Cofondateur du portefeuille Samourai condamné à quatre ans pour avoir géré un service de mixage crypto

Cofondateur du portefeuille Samourai condamné à quatre ans pour avoir géré un service de mixage crypto
Rony Roy
20 nov. 2025, 10:52 AM
  • William Lonergan Hill a écopé de quatre ans de prison fédérale, plus une libération surveillée et une amende de 250 000 dollars.
  • Les procureurs ont accusé les fondateurs de Samourai de promouvoir délibérément leur plateforme auprès des cybercriminels.
  • Le cofondateur Rodriguez a lancé une pétition publique pour demander une grâce au président américain.

William Lonergan Hill, cofondateur de Samourai Wallet, a été condamné à quatre ans de prison pour son rôle dans la gestion d’un service de mixage de cryptomonnaies que les procureurs affirment avoir utilisé pour débourser des millions en fonds illicites.

Selon un communiqué du bureau du procureur des États-Unis pour le district sud de New York, Hill a écopé de quatre ans de prison fédérale, ainsi que trois ans de libération surveillée et d’une amende de 250 000 $.

La sentence de Hill, présidée par la juge Denise L. Cote, intervient environ deux semaines après que la cofondatrice et ancienne directrice générale Keonne Rodriguez ait reçu une peine de cinq ans et une amende identique.

« Ces peines reflètent l’impact néfaste que les services de blanchiment d’argent ont sur les victimes en rendant pratiquement impossible la récupération de leurs fonds volés.
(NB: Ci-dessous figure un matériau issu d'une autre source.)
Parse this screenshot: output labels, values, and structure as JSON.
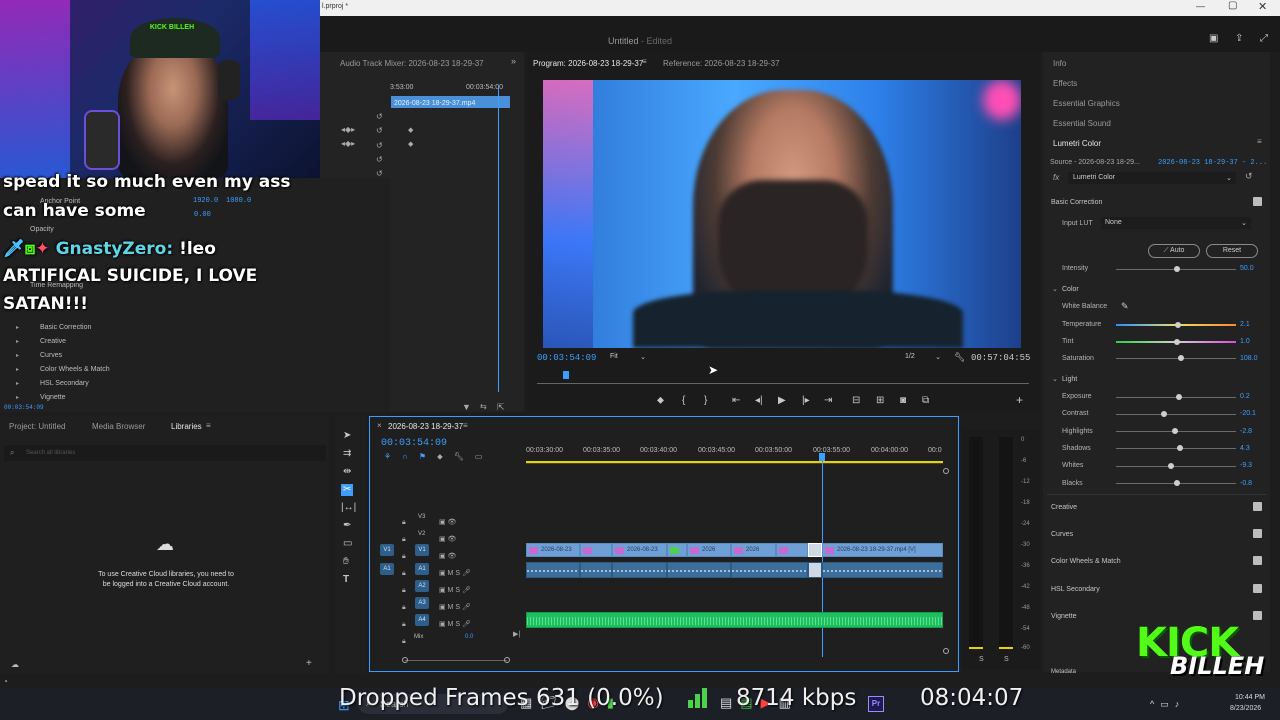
{
  "window": {
    "title": "Untitled",
    "edited": "- Edited",
    "tab": "l.prproj *"
  },
  "audio_mixer": {
    "title": "Audio Track Mixer: 2026-08-23 18-29-37",
    "time_a": "3:53:00",
    "time_b": "00:03:54:00",
    "clip": "2026-08-23 18-29-37.mp4"
  },
  "effect_controls": {
    "anchor_label": "Anchor Point",
    "anchor_x": "1920.0",
    "anchor_y": "1080.0",
    "anti_val": "0.00",
    "opacity": "Opacity",
    "time_remap": "Time Remapping",
    "items": [
      "Basic Correction",
      "Creative",
      "Curves",
      "Color Wheels & Match",
      "HSL Secondary",
      "Vignette"
    ],
    "timecode": "00:03:54:09"
  },
  "program": {
    "title": "Program: 2026-08-23 18-29-37",
    "reference": "Reference: 2026-08-23 18-29-37",
    "timecode": "00:03:54:09",
    "fit": "Fit",
    "resolution": "1/2",
    "duration": "00:57:04:55"
  },
  "right_panel": {
    "tabs": [
      "Info",
      "Effects",
      "Essential Graphics",
      "Essential Sound",
      "Lumetri Color"
    ],
    "source": "Source - 2026-08-23 18-29...",
    "source_seq": "2026-08-23 18-29-37 - 2...",
    "fx_label": "Lumetri Color",
    "basic_correction": "Basic Correction",
    "input_lut": "Input LUT",
    "input_lut_val": "None",
    "auto": "Auto",
    "reset": "Reset",
    "intensity": "Intensity",
    "intensity_val": "50.0",
    "color_section": "Color",
    "white_balance": "White Balance",
    "temperature": "Temperature",
    "temperature_val": "2.1",
    "tint": "Tint",
    "tint_val": "1.0",
    "saturation": "Saturation",
    "saturation_val": "108.0",
    "light_section": "Light",
    "exposure": "Exposure",
    "exposure_val": "0.2",
    "contrast": "Contrast",
    "contrast_val": "-20.1",
    "highlights": "Highlights",
    "highlights_val": "-2.8",
    "shadows": "Shadows",
    "shadows_val": "4.3",
    "whites": "Whites",
    "whites_val": "-9.3",
    "blacks": "Blacks",
    "blacks_val": "-0.8",
    "sections": [
      "Creative",
      "Curves",
      "Color Wheels & Match",
      "HSL Secondary",
      "Vignette"
    ],
    "metadata": "Metadata"
  },
  "project": {
    "tabs": [
      "Project: Untitled",
      "Media Browser",
      "Libraries"
    ],
    "search_placeholder": "Search all libraries",
    "message": "To use Creative Cloud libraries, you need to be logged into a Creative Cloud account."
  },
  "timeline": {
    "title": "2026-08-23 18-29-37",
    "timecode": "00:03:54:09",
    "ruler": [
      "00:03:30:00",
      "00:03:35:00",
      "00:03:40:00",
      "00:03:45:00",
      "00:03:50:00",
      "00:03:55:00",
      "00:04:00:00",
      "00:0"
    ],
    "tracks_video": [
      "V3",
      "V2",
      "V1"
    ],
    "tracks_audio": [
      "A1",
      "A2",
      "A3",
      "A4"
    ],
    "mix": "Mix",
    "mix_val": "0.0",
    "clip_labels": [
      "2026-08-23",
      "2026-08-23",
      "2026",
      "2026",
      "2026-08-23 18-29-37.mp4 [V]"
    ]
  },
  "vu_scale": [
    "0",
    "-6",
    "-12",
    "-18",
    "-24",
    "-30",
    "-36",
    "-42",
    "-48",
    "-54",
    "-60"
  ],
  "vu_solo": [
    "S",
    "S"
  ],
  "overlay": {
    "chat_line1": "spead it so much even my ass",
    "chat_line2": "can have some",
    "chat_user": "GnastyZero:",
    "chat_msg1": "!leo",
    "chat_msg2": "ARTIFICAL SUICIDE, I LOVE",
    "chat_msg3": "SATAN!!!",
    "dropped_frames": "Dropped Frames 631 (0.0%)",
    "bitrate": "8714 kbps",
    "clock": "08:04:07",
    "brand_top": "KICK",
    "brand_bottom": "BILLEH",
    "cap_logo": "KICK BILLEH"
  },
  "taskbar": {
    "search": "Search",
    "time": "10:44 PM",
    "date": "8/23/2026"
  },
  "colors": {
    "accent": "#3d9eff",
    "video_clip": "#6e9fd6",
    "audio_clip": "#3c6e99",
    "green_audio": "#1fbf5f",
    "kick_green": "#53fc18"
  }
}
Notre bureau continuera de travailler sans relâche pour tenir responsables ceux qui tirent profit en aidant les criminels à cacher leurs recettes criminelles », a déclaré le procureur des États-Unis Nicolas Roos dans un communiqué accompagnant.

Les développeurs de Samourai Wallet accusés de lavage de fonds illicites

La récente condamnation conclut effectivement l’affaire qui a commencé l’année dernière lorsque les agences d’application de l’ordre ont fermé le service de Samourai et arrêté ses deux fondateurs.
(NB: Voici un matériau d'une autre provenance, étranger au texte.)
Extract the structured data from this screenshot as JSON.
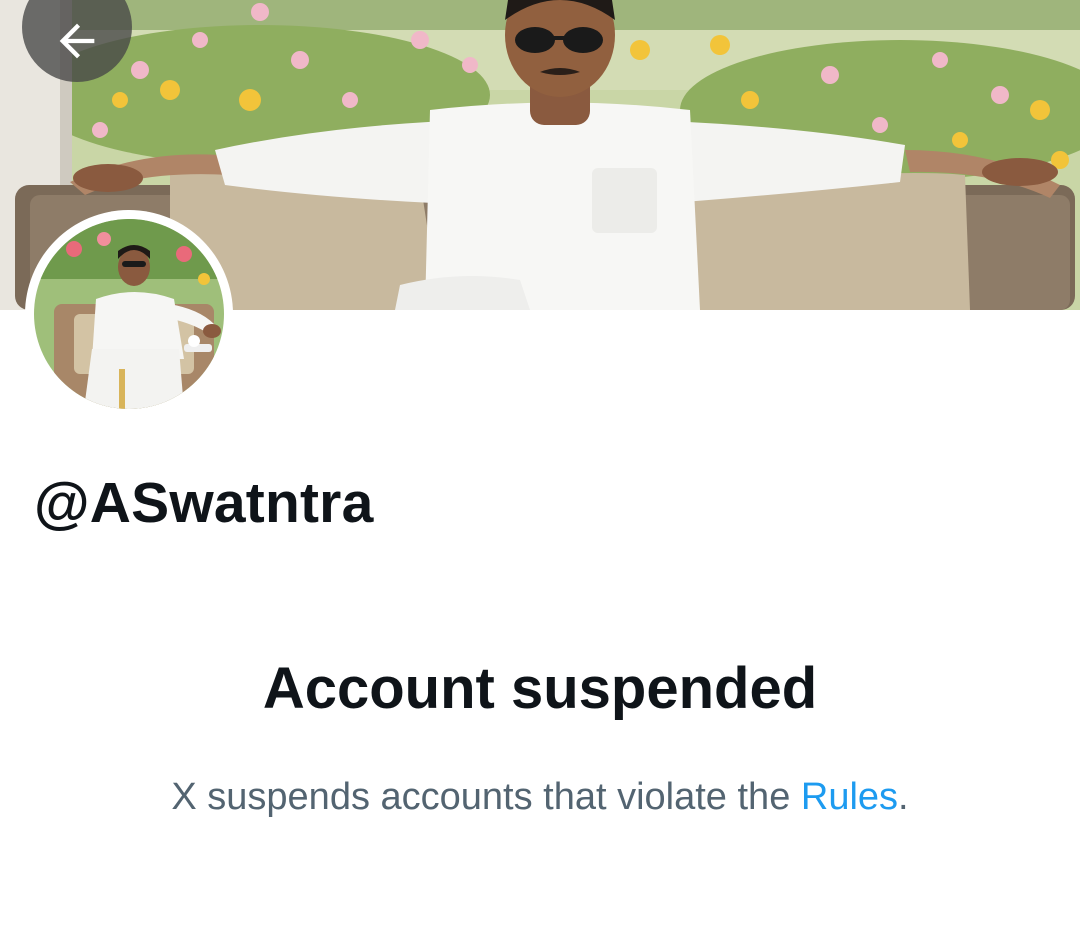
{
  "profile": {
    "handle": "@ASwatntra"
  },
  "suspension": {
    "title": "Account suspended",
    "message_prefix": "X suspends accounts that violate the ",
    "rules_link": "Rules",
    "message_suffix": "."
  },
  "icons": {
    "back": "arrow-left-icon"
  },
  "colors": {
    "text_primary": "#0f1419",
    "text_secondary": "#536471",
    "link": "#1d9bf0",
    "background": "#ffffff"
  }
}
Les autorités ont fermé Samourai Wallet en avril 2024 au motif que les outils de confidentialité intégrés dans l’application étaient utilisés pour faciliter la transmission d’argent non autorisée et obscurcir les recettes criminelles.

Hill et Rodriguez furent ensuite arrêtés lors d’opérations distinctes, Rodriguez étant arrêté aux États-Unis et Hill arrêté au Portugal avant d’être extradé.
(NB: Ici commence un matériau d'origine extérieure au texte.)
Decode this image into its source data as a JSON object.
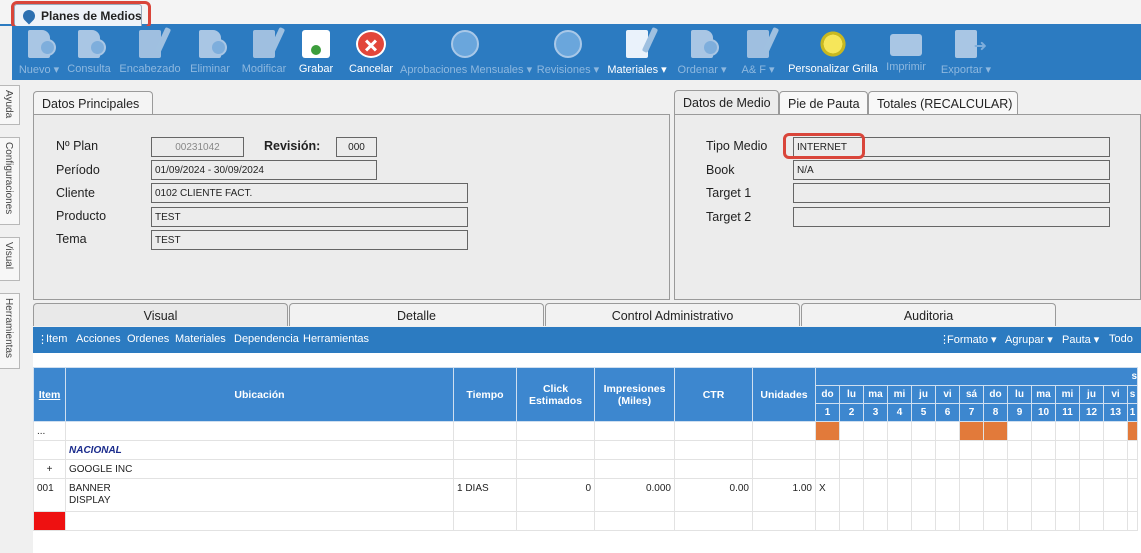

Les autorités ont indiqué que, durant ses années d’exploitation, le duo a promu Samourai et ses services associés comme moyen de nettoyer les BTC sale et de rendre les transactions intraçables, et qu’ils ont sciemment encouragé les criminels à utiliser la plateforme.

Pendant toute son exploitation, Hill et Rodriguez auraient accumulé plus de 6,3 millions de dollars en frais en gérant des services de mixage qui ont fait transférer plus de 80 000 BTC via Whirlpool et Ricochet.

Hill a également été accusé d’avoir personnellement promu Samourai sur des forums du dark web comme Dread, où il a présenté ses outils de mixage comme moyen de dissimuler les origines du Bitcoin.

Les deux accusés ont plaidé coupable en juillet 2025 à des accusations de complot pour exploiter une entreprise de transfert d’argent non autorisée impliquant des fonds qu’ils savaient liés à des activités criminelles.

La défense de Hill pour l’autisme a contribué à réduire la peine

Au cours du procès, l’avocat de Hill a soutenu que son diagnostic récent d’autisme avait altéré son jugement et conduit à ce que la défense a décrit comme une vision magique et autiste, selon laquelle les logiciels non gardiens le protégeraient d’une exposition juridique.

La juge Denise Cote a reconnu le diagnostic mais a rejeté les tentatives de minimiser le crime, puis a réduit la peine de Hill des 60 mois demandés par les procureurs à 48 mois.

Hill commencera sa peine de prison le 2 janvier de l’année prochaine, tandis que Rodriguez a reçu l’ordre de se rendre à la garde fédérale le 19 décembre.

Entre-temps, Rodriguez a lancé une pétition demandant une grâce présidentielle complète, estimant que « les développeurs ne devraient pas être responsables des actes d’acteurs malveillants utilisant leurs logiciels ».

Les critiques de l’affaire et d’autres partisans de la crypto ont soutenu que la condamnation pourrait dissuader le développement de logiciels de confidentialité et créer un précédent dangereux pour les codeurs travaillant sur des outils non custodiaux.